Rethinking Failsafes for Critical Linux Systems

The Linux operating system is highly compatible with two hot computing trends: virtualization and cloud computing. Just as the 2001-2002 recession helped usher in Linux as a mainstream solution, virtualization may accelerate Linux usage during and after the current recession. Linux already has a powerful presence in the database and ERP realms. Currently, for every US$3 spent worldwide on Windows-based servers, $1 is spent for Linux-based servers. Most organizations either already have Linux servers with critical information to protect or they could soon.

Today’s demanding information environment dictates the careful assessment of how to protect critical Linux servers and their information. It is important that

1. the latest updates and configuration settings are automatically saved;
2. the Linux server can failover with little interruption;
3. there is a low recovery point and time objective, and data is current;
4. a target server can re-synchronize after hours or days have passed; and
5. database transactions are replicated over a WAN with write order preservation.

Traditionally, there are two main ways to protect information on Linux servers: backup software and the rsync utility. However, these often do not have good answers to important questions.

Can a Linux System State and Associated Applications Be Successfully Restored?

Yes! The configurations of Linux and server applications are often customized during the installation as well as ongoing maintenance and general troubleshooting. Even servers with very similar functions are often configured differently. A primary goal to protecting a critical Linux server is being able to repair or replace the system and get it back into production quickly.

The best-documented changes can quickly become outdated and often cause errors if not found until the damage has been done.
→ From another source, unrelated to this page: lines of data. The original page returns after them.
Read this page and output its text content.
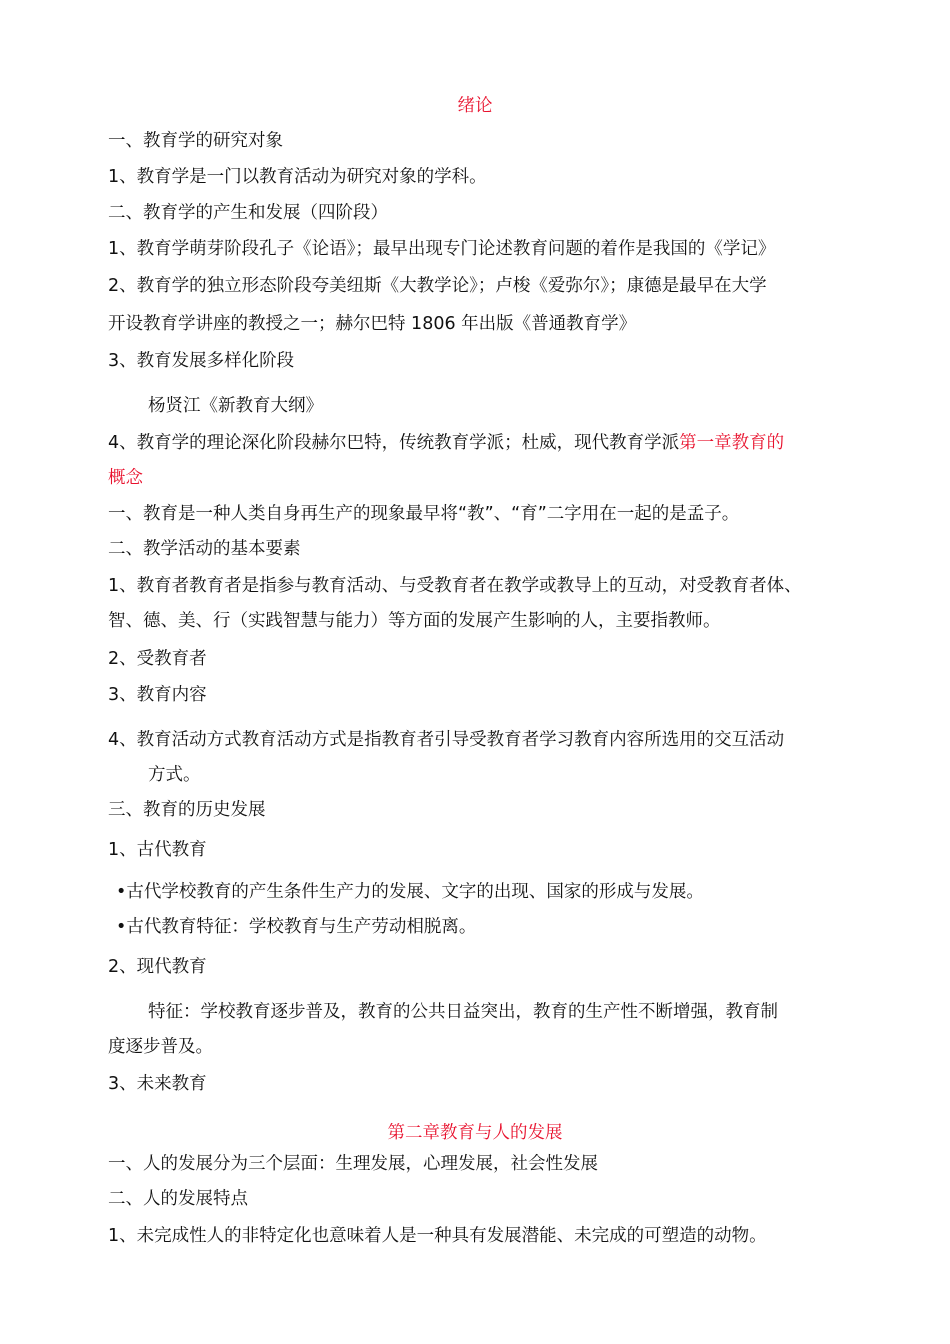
绪论
一、教育学的研究对象
1、教育学是一门以教育活动为研究对象的学科。
二、教育学的产生和发展（四阶段）
1、教育学萌芽阶段孔子《论语》；最早出现专门论述教育问题的着作是我国的《学记》
2、教育学的独立形态阶段夸美纽斯《大教学论》；卢梭《爱弥尔》；康德是最早在大学
开设教育学讲座的教授之一；赫尔巴特 1806 年出版《普通教育学》
3、教育发展多样化阶段
杨贤江《新教育大纲》
4、教育学的理论深化阶段赫尔巴特，传统教育学派；杜威，现代教育学派第一章教育的
概念
一、教育是一种人类自身再生产的现象最早将“教”、“育”二字用在一起的是孟子。
二、教学活动的基本要素
1、教育者教育者是指参与教育活动、与受教育者在教学或教导上的互动，对受教育者体、
智、德、美、行（实践智慧与能力）等方面的发展产生影响的人，主要指教师。
2、受教育者
3、教育内容
4、教育活动方式教育活动方式是指教育者引导受教育者学习教育内容所选用的交互活动
方式。
三、教育的历史发展
1、古代教育
•古代学校教育的产生条件生产力的发展、文字的出现、国家的形成与发展。
•古代教育特征：学校教育与生产劳动相脱离。
2、现代教育
特征：学校教育逐步普及，教育的公共日益突出，教育的生产性不断增强，教育制
度逐步普及。
3、未来教育
第二章教育与人的发展
一、人的发展分为三个层面：生理发展，心理发展，社会性发展
二、人的发展特点
1、未完成性人的非特定化也意味着人是一种具有发展潜能、未完成的可塑造的动物。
Having a process that will automatically protect the unique configuration information will allow those changes to be applied to a standby or replacement server for rapid recovery.

Can a Linux Server Automatically Failover to a Standby Target for High Availability?

The key objective should be to get a server back to a functional condition where users can be productive. Many think that downtime is simply how long it takes to get data back. However, restoring lost data from backups can take several hours, if not days. Recovering an entire workload — its operating system, applications and their data — can be extremely complicated and take much longer if recovering from tape. In most cases, that is unacceptable; a different approach should be considered.

Restoring a system state is only the first step of the recovery, and there are still the requirements of restarting particular processes in the right order, as well as applying changes to local network and global DNS-type services. A process that can recover an entire Linux workload in one single step can greatly reduce RTO and RPO and get the server back into production quickly.

How Old Is the Last Backup?

Synchronizing data to a target in real-time avoids out-of-date information and greatly improves recovery point objectives. Backups and snapshots are typically performed once to a few times per day, so the loss of even an hour of updates can take days to reconstruct, or worse, be lost forever.

Rsync is a utility built into most Linux distributions, but it cannot make changes to the operating system of a running target. Rsync also has no automatic method to failover for availability or, more importantly, failback to recover the original Linux server.

When Should Servers Resynchronize After They Have Been Disconnected?

There are two main times when the ability to resynchronize between a source and target is most important. The first is during the initial protection phase. If a network disconnection occurs, the process to resynchronize must be efficient, and until that has been completed, the source has no effective protection.

The second is after a failover to a target has occurred. During that time, the target — now acting as the source — receives the ongoing production changes. When the source becomes available, the data will be out of synch from the target running as production. It is very important that the data be re-synchronized as soon as possible so that a failback can restore the system back to production.

How Are Transactional Database Changes Captured to Preserve Write Order Integrity?

A target at a different location can protect against a primary site outage or disaster. Routing along multiple network paths assures that the WAN itself is not the single point of failure. However, the multiple data transmissions that make up a single transaction can route along different network paths. These may arrive at the target in a very different order than they started.

For highly transactional applications like databases and email, the result can be that a target fails data integrity checks so that it cannot function as the source. This is similar to the need for these applications to be quiesced during backups to prevent “fuzzy backups” from occurring. There must be a mechanism to assure the write order integrity of the transaction components and therefore properly protect a system.

Adopting these steps for protecting critical Linux systems will not only keep the system highly available but also reduce recovery time and point objectives from other traditional methods of backup. Being able to recover an entire system state also helps with the ability to recover a server that may not be the same and reduce the need to install the operating system, applications and associated data in order to bring the system back into production more rapidly.